現に、平成23年の司法試験採点雑感において、基礎的知識の不足がほぼ全ての科目で指摘され、民事系問題の採点者に至っては、「一応の水準」でも合格させていることを明らかにし、司法試験に合格したから優秀なんて思うな、と釘を刺している。

つまり、本来合格させるべき水準ではないレベルですら、司法試験で合格してしまう状況まで合格レベルは下がっているのだ。法科大学院教育が大失敗に終わっていることは、その指摘だけからも分かる。

こんな状況で、さらに司法試験を簡単にし、さらに合格しやすくした場合、法律家のレベルが一段と下がってしまう危険性があることは子供でも分かるだろう。

確かに、法科大学院の経営として、また学者のメンツとしては、自分のところで相当の費用を取って教育したのに、実務家として使い物になりませんと司法試験で判断されては困るだろう。しかし、実務家として使い物にならない法曹を生み出されては国民が困る。

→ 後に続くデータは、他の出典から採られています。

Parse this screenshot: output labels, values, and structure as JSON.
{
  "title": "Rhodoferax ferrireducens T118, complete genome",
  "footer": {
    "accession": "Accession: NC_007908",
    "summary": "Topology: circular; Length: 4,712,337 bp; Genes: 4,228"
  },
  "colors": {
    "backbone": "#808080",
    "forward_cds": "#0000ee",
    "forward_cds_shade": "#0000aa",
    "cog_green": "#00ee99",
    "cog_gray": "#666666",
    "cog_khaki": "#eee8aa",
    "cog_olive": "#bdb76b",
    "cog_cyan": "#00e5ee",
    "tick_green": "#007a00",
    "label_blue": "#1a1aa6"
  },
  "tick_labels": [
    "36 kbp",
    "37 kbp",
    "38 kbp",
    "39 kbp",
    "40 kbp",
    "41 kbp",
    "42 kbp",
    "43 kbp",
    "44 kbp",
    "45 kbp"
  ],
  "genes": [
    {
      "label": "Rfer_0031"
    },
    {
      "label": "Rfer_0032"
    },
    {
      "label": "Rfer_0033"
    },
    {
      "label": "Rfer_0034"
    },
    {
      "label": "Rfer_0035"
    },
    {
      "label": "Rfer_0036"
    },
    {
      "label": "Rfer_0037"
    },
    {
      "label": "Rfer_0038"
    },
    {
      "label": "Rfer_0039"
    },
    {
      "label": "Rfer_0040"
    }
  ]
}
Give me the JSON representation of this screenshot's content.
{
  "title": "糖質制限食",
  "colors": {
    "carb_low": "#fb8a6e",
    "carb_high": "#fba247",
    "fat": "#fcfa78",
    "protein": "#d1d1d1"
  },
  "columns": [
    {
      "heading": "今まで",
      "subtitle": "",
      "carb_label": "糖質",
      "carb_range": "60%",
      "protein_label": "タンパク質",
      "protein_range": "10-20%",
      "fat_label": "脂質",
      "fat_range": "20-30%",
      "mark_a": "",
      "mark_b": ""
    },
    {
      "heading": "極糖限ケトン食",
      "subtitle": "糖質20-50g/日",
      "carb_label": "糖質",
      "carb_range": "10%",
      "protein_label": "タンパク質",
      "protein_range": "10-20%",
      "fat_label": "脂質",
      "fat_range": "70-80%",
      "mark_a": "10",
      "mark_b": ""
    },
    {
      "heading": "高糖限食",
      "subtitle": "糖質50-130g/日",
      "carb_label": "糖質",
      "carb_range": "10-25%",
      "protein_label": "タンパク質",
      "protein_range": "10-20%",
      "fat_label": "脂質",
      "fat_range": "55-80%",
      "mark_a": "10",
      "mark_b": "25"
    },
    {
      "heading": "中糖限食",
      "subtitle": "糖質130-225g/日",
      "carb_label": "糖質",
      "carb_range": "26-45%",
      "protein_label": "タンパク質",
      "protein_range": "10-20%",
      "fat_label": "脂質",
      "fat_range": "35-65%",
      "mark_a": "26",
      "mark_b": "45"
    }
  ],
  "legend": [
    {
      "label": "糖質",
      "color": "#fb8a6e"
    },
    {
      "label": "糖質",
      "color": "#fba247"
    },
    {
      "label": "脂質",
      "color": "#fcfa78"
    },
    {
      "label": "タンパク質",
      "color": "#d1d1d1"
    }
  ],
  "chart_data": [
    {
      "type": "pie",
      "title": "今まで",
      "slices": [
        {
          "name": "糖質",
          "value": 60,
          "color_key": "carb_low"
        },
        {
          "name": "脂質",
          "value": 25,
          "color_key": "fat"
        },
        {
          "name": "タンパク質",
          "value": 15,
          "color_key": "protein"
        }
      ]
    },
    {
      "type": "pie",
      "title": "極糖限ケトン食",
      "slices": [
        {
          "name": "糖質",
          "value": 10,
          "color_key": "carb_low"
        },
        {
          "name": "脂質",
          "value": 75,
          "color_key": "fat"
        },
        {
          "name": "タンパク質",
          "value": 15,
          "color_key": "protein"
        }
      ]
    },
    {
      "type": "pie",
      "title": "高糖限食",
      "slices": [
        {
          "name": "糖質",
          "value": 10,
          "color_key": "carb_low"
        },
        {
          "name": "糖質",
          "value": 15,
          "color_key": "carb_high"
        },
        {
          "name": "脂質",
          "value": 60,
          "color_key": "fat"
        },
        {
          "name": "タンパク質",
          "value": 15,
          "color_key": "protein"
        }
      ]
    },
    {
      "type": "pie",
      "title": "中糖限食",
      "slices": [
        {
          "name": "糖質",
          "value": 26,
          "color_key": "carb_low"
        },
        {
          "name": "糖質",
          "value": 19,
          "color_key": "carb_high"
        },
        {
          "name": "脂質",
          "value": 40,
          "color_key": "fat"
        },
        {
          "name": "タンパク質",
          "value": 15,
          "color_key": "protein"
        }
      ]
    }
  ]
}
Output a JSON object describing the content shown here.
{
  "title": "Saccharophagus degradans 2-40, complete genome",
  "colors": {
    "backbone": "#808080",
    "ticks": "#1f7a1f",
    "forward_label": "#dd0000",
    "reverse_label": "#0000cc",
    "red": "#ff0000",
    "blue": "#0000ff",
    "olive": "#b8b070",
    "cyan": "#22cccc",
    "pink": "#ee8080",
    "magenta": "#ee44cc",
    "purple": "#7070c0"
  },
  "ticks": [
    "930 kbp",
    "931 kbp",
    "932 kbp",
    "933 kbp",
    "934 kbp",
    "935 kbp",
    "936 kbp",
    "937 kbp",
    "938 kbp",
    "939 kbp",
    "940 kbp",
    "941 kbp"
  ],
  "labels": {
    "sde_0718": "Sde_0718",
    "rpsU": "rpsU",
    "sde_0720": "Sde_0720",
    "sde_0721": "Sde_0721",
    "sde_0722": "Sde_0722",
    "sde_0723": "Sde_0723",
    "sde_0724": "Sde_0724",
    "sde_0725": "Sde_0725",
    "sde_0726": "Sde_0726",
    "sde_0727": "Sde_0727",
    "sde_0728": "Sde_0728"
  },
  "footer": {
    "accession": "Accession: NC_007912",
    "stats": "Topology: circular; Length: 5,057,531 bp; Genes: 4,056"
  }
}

法科大学院は、導入当時は今まで以上に優秀な法曹を育ててみせる、と大見得を切ったのだから、むしろ、法科大学院側としては、司法試験はどんどん難しくしてもらっても大丈夫と言えなければおかしいだろう。

法科大学院は優秀な法曹を生み出すための手段であったはずである。その手段を維持することが目的になっているのだとしたら、本末転倒も甚だしい。エライ学者さん達(全員とは言いません)が、法科大学院維持に注力している姿を見ると、既得権益にすがろうとする学者の姿が透けて見えてしようがない。